The researchers reviewed health insurance claims data for 58,612 patients who received more than 380,000 injections of 2 drugs, Avastin and ranibizumab (Lucentis). The incidence of endophthalmitis in the 2 drugs was similar: .017% in the bevacizumab group and .025% in the  ranibizumab group. “We found no significant association with development of endophthalmitis after a bevacizumab injection compared with ranibizumab,” the researchers wrote.
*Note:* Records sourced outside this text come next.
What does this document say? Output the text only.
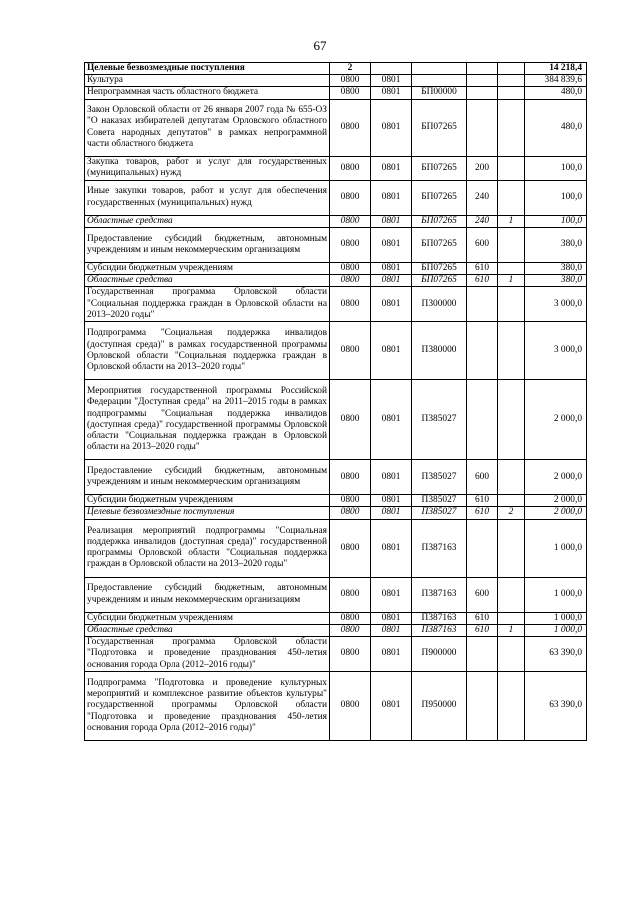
67
Целевые безвозмездные поступления	2					14 218,4
Культура	0800	0801				384 839,6
Непрограммная часть областного бюджета	0800	0801	БП00000			480,0
Закон Орловской области от 26 января 2007 года № 655-ОЗ "О наказах избирателей депутатам Орловского областного Совета народных депутатов" в рамках непрограммной части областного бюджета	0800	0801	БП07265			480,0
Закупка товаров, работ и услуг для государственных (муниципальных) нужд	0800	0801	БП07265	200		100,0
Иные закупки товаров, работ и услуг для обеспечения государственных (муниципальных) нужд	0800	0801	БП07265	240		100,0
Областные средства	0800	0801	БП07265	240	1	100,0
Предоставление субсидий бюджетным, автономным учреждениям и иным некоммерческим организациям	0800	0801	БП07265	600		380,0
Субсидии бюджетным учреждениям	0800	0801	БП07265	610		380,0
Областные средства	0800	0801	БП07265	610	1	380,0
Государственная программа Орловской области "Социальная поддержка граждан в Орловской области на 2013–2020 годы"	0800	0801	П300000			3 000,0
Подпрограмма "Социальная поддержка инвалидов (доступная среда)" в рамках государственной программы Орловской области "Социальная поддержка граждан в Орловской области на 2013–2020 годы"	0800	0801	П380000			3 000,0
Мероприятия государственной программы Российской Федерации "Доступная среда" на 2011–2015 годы в рамках подпрограммы "Социальная поддержка инвалидов (доступная среда)" государственной программы Орловской области "Социальная поддержка граждан в Орловской области на 2013–2020 годы"	0800	0801	П385027			2 000,0
Предоставление субсидий бюджетным, автономным учреждениям и иным некоммерческим организациям	0800	0801	П385027	600		2 000,0
Субсидии бюджетным учреждениям	0800	0801	П385027	610		2 000,0
Целевые безвозмездные поступления	0800	0801	П385027	610	2	2 000,0
Реализация мероприятий подпрограммы "Социальная поддержка инвалидов (доступная среда)" государственной программы Орловской области "Социальная поддержка граждан в Орловской области на 2013–2020 годы"	0800	0801	П387163			1 000,0
Предоставление субсидий бюджетным, автономным учреждениям и иным некоммерческим организациям	0800	0801	П387163	600		1 000,0
Субсидии бюджетным учреждениям	0800	0801	П387163	610		1 000,0
Областные средства	0800	0801	П387163	610	1	1 000,0
Государственная программа Орловской области "Подготовка и проведение празднования 450-летия основания города Орла (2012–2016 годы)"	0800	0801	П900000			63 390,0
Подпрограмма "Подготовка и проведение культурных мероприятий и комплексное развитие объектов культуры" государственной программы Орловской области "Подготовка и проведение празднования 450-летия основания города Орла (2012–2016 годы)"	0800	0801	П950000			63 390,0
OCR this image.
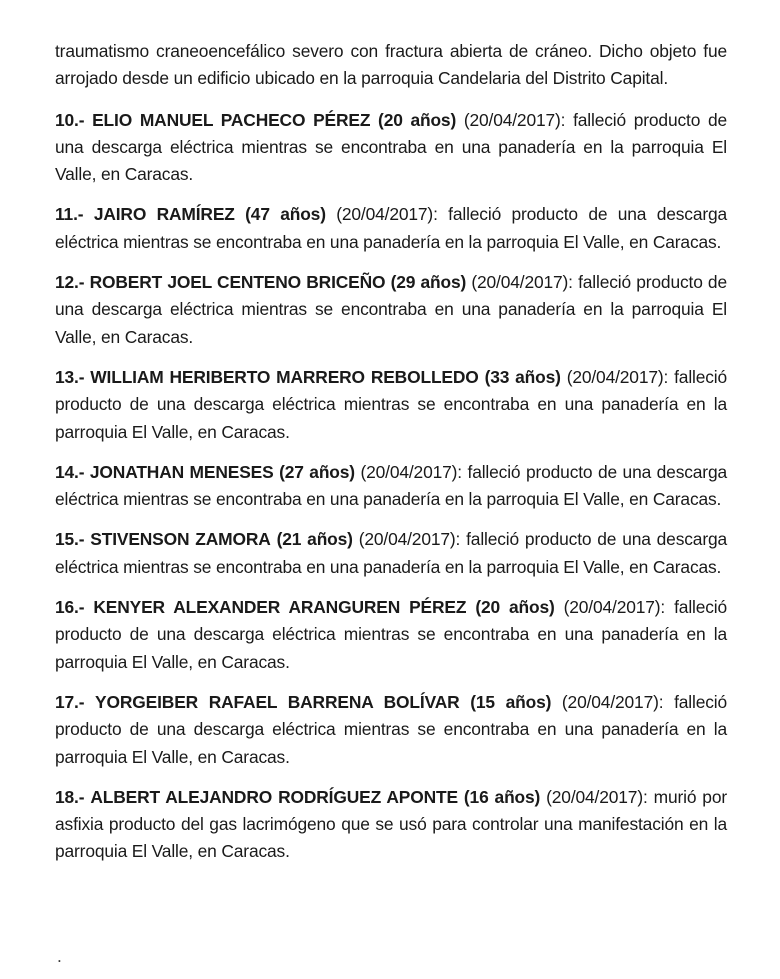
traumatismo craneoencefálico severo con fractura abierta de cráneo. Dicho objeto fue arrojado desde un edificio ubicado en la parroquia Candelaria del Distrito Capital.

10.- ELIO MANUEL PACHECO PÉREZ (20 años) (20/04/2017): falleció producto de una descarga eléctrica mientras se encontraba en una panadería en la parroquia El Valle, en Caracas.

11.- JAIRO RAMÍREZ (47 años) (20/04/2017): falleció producto de una descarga eléctrica mientras se encontraba en una panadería en la parroquia El Valle, en Caracas.

12.- ROBERT JOEL CENTENO BRICEÑO (29 años) (20/04/2017): falleció producto de una descarga eléctrica mientras se encontraba en una panadería en la parroquia El Valle, en Caracas.

13.- WILLIAM HERIBERTO MARRERO REBOLLEDO (33 años) (20/04/2017): falleció producto de una descarga eléctrica mientras se encontraba en una panadería en la parroquia El Valle, en Caracas.

14.- JONATHAN MENESES (27 años) (20/04/2017): falleció producto de una descarga eléctrica mientras se encontraba en una panadería en la parroquia El Valle, en Caracas.

15.- STIVENSON ZAMORA (21 años) (20/04/2017): falleció producto de una descarga eléctrica mientras se encontraba en una panadería en la parroquia El Valle, en Caracas.

16.- KENYER ALEXANDER ARANGUREN PÉREZ (20 años) (20/04/2017): falleció producto de una descarga eléctrica mientras se encontraba en una panadería en la parroquia El Valle, en Caracas.

17.- YORGEIBER RAFAEL BARRENA BOLÍVAR (15 años) (20/04/2017): falleció producto de una descarga eléctrica mientras se encontraba en una panadería en la parroquia El Valle, en Caracas.

18.- ALBERT ALEJANDRO RODRÍGUEZ APONTE (16 años) (20/04/2017): murió por asfixia producto del gas lacrimógeno que se usó para controlar una manifestación en la parroquia El Valle, en Caracas.

.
Meanwhile, FDA’s new proposal would effectively prohibit most opthamologists from using it, VanderBeek told Philly.com. Compounding pharmacies generally need 14 days to test the repackaged product for sterility. "My hope is that the news of this study reaches them [the FDA] prior to a final decision being made," he said.

FDA draft guidelines may actually have the unintended consequence of increasing endophthalmitis rates by shifting use to less-safe office-loaded syringes, the researchers wrote.

The authors also noted that an advantage of the study is that it consisted of individuals from all 50 states. “Given the sizable geographic distribution of the cohort, data from multiple compounding pharmacies likely are represented within this data set. In comparison, large single-center reports are likely to have all their bevacizumab come from a single pharmacy, which only verifies the safety of that specific distribution site,” they wrote.